I do my runs on Mondays, Wednesdays and Fridays, and for some reason, Wednesdays have always been the toughest. Perhaps the 2-hour dog agility training session and the 2 and a half hour round trip to the training venue and back the night before has something to do with it. On Tuesdays, I rarely get to bed before midnight, and often wake up tired and "flat" the next day - not an ideal start when you're planning a mid-morning run. I've just completed week 6 run 2, but boy did it take some willpower! Thank goodness for doggy pulling power, that's all I can say!
I think week 6 may need repeating, just like week 2 did. Having just read several comments about how tough week 7 is, a rerun (no pun intended) of week 6 may be wise. I don't mind, with my dodgy knees I'd rather be safe than sorry. I'm not a great fan of "no pain, no gain" theory - for me, pain is soon followed by complete failure, so I'd rather gain slowly without pain, thank you very much. I'm frankly amazed I've made it this far.
One question: how many of you stretch properly after after your runs? I decided right from the start that I would finish every run with some good, long leg stretches, as well as a couple of back stretches. I became aware of the need to stretch when I joined a yoga class a couple of years ago. My class mates consisted largely of keen runners, cyclists and riders, ranging in age from 18 to mid-50s. Looking at these fit specimens, I thought I would be right at the bottom of the class and struggling. But no, it soon became clear that although dedicated runners, cyclists and horse-riders may look fit enough, their joints, tendons and ligaments are often seriously creaky. So when I started C25K, I made myself promise to keep working on my flexibility as well.

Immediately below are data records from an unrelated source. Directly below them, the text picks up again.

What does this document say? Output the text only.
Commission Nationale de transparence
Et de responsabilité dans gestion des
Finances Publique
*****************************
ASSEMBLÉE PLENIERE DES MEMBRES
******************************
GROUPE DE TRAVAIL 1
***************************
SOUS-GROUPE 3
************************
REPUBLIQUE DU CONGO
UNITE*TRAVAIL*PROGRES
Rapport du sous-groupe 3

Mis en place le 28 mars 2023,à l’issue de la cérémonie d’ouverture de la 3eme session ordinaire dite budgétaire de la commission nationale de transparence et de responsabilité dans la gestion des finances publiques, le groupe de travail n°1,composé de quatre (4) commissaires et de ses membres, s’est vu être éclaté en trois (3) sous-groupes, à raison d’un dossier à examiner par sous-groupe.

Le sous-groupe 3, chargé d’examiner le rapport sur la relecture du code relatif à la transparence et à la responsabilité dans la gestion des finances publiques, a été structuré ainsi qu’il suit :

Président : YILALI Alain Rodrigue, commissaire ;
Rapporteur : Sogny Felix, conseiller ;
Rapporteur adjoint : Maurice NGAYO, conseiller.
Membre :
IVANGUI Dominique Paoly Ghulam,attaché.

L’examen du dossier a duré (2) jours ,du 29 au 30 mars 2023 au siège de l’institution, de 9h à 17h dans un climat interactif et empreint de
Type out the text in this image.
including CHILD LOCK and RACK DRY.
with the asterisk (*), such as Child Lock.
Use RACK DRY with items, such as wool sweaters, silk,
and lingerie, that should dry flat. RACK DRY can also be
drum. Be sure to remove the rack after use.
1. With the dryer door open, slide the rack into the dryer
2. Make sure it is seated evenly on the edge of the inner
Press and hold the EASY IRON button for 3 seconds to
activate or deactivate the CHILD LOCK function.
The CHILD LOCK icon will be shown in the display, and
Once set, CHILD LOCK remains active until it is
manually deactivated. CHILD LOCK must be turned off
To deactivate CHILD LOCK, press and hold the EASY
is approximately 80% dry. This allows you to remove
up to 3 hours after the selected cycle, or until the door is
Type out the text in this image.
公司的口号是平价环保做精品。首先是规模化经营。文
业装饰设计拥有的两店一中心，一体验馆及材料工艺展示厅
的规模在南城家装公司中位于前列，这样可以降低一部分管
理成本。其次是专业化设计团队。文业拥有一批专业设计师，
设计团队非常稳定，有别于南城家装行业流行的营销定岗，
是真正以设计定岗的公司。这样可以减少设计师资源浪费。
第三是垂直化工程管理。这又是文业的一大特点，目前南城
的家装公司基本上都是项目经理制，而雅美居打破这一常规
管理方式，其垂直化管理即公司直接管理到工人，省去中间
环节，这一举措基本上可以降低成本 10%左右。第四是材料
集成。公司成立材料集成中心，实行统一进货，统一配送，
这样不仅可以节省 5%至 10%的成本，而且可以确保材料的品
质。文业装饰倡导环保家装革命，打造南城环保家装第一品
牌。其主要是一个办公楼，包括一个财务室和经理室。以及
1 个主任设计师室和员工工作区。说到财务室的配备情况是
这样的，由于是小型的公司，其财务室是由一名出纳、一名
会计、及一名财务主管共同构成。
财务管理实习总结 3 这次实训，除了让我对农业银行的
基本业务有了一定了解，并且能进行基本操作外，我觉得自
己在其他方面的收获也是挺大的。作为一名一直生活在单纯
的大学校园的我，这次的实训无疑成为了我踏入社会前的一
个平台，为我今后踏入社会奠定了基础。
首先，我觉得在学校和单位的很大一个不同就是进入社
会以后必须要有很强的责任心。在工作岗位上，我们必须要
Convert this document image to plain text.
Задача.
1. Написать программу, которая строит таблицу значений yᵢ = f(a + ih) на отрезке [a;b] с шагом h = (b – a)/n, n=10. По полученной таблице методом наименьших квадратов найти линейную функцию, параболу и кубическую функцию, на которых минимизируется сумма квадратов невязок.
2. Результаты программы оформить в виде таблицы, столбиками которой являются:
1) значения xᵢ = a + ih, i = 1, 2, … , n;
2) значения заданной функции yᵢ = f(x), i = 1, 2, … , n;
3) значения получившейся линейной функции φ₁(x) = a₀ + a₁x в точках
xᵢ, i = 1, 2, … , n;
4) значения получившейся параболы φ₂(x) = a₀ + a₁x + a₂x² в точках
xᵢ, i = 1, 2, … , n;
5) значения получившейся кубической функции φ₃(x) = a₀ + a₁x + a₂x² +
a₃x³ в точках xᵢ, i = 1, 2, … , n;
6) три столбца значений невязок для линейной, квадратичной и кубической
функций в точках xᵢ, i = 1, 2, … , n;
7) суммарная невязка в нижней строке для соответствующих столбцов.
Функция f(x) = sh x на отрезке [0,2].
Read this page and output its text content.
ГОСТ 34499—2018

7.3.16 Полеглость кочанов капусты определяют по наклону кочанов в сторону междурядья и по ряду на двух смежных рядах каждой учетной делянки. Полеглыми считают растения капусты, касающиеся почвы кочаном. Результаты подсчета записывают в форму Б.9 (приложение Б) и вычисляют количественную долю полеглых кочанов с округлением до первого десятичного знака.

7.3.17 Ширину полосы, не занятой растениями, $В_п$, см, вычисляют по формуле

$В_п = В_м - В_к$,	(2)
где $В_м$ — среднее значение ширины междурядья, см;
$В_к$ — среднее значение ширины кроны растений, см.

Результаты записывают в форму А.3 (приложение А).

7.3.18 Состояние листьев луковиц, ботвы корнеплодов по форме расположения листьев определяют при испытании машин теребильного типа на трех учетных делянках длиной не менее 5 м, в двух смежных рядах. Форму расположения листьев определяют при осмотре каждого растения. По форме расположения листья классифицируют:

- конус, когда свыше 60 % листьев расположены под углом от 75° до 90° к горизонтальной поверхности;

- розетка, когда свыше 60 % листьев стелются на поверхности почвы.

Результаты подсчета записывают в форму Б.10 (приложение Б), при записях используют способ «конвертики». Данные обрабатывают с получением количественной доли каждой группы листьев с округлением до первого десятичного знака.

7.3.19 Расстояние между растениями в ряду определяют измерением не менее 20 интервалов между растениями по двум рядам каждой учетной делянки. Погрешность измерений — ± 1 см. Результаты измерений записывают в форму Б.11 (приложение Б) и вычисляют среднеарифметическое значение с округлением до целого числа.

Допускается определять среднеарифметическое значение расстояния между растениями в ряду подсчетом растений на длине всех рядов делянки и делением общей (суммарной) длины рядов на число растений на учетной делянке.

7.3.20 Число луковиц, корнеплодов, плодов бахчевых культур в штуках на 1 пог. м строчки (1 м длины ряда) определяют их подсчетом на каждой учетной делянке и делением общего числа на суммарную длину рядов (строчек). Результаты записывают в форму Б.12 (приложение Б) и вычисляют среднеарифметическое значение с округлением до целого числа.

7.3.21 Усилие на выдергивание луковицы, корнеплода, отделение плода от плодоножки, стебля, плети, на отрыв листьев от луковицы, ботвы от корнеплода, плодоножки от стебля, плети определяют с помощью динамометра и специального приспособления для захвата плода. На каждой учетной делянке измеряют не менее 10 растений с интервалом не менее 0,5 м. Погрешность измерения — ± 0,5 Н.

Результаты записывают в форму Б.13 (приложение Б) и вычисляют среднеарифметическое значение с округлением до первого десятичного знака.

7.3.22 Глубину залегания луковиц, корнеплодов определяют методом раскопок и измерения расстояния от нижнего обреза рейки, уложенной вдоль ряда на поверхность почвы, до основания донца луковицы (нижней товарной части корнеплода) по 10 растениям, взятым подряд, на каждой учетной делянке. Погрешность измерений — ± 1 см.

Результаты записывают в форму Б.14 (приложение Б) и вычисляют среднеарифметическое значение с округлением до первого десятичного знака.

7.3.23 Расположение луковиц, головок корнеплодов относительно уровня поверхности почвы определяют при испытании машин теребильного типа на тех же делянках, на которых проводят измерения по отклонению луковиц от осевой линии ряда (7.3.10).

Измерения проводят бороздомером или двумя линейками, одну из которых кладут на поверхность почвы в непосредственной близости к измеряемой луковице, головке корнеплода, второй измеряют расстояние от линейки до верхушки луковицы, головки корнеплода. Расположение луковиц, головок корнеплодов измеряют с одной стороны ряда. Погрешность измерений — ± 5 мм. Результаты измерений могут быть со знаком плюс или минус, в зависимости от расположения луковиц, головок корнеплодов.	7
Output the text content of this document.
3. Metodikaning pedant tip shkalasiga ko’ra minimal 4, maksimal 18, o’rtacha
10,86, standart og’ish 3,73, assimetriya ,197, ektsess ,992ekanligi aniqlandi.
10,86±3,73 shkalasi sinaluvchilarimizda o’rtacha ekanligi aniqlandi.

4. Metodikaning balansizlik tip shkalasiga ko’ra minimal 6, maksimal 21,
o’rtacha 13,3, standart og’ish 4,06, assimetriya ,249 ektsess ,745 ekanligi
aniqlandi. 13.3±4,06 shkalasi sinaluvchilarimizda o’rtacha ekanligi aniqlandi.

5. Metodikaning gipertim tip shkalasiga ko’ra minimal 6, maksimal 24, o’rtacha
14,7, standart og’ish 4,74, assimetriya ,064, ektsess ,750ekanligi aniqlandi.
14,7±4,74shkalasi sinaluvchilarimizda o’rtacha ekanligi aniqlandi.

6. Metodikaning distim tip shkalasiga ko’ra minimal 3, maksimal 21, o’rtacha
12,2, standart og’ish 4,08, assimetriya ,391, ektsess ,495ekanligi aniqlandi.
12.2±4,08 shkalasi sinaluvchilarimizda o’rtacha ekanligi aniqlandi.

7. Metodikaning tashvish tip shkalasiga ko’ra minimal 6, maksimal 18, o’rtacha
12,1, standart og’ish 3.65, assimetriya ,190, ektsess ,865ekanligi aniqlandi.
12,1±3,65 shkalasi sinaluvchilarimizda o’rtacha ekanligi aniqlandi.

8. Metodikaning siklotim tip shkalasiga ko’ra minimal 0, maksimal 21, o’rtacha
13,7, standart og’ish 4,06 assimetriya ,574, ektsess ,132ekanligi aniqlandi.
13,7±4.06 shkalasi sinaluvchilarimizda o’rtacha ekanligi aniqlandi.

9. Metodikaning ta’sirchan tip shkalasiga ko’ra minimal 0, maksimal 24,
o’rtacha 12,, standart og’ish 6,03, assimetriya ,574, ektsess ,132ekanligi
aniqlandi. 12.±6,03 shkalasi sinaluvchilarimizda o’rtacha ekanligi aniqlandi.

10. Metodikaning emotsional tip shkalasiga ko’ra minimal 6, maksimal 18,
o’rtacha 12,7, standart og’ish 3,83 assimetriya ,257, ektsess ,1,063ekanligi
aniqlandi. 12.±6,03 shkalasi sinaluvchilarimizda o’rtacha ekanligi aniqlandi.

I also find that my yoga exploits have really helped me improve my running technique. It has made me very aware of my breathing and has helped me control it right from day 1. Since much of the stretching of yoga relies on the practitioner learning to tighten and relax his or her muscles at will to achieve the various poses, I also found that this awareness of what my muscles are doing has helped me work on my running technique. In the first couple of weeks, I was prone to tighten up my neck and shoulders but once I became aware I was doing it, running became much more comfortable. My left knee is particularly bad, and the muscles in that leg have had years to get used to switching on automatically to protect the joint, with the hamstring being particularly affected. But the awareness that yoga has brought allows me to relax the muscles in my legs and the tension in the left hamstring even during runs, which lets me stride out much more freely and overcome excessive tiredness as the runs have got longer.
I suppose that as with most things in life, balance is the key - by all means build strength and endurance, but stay flexible as well.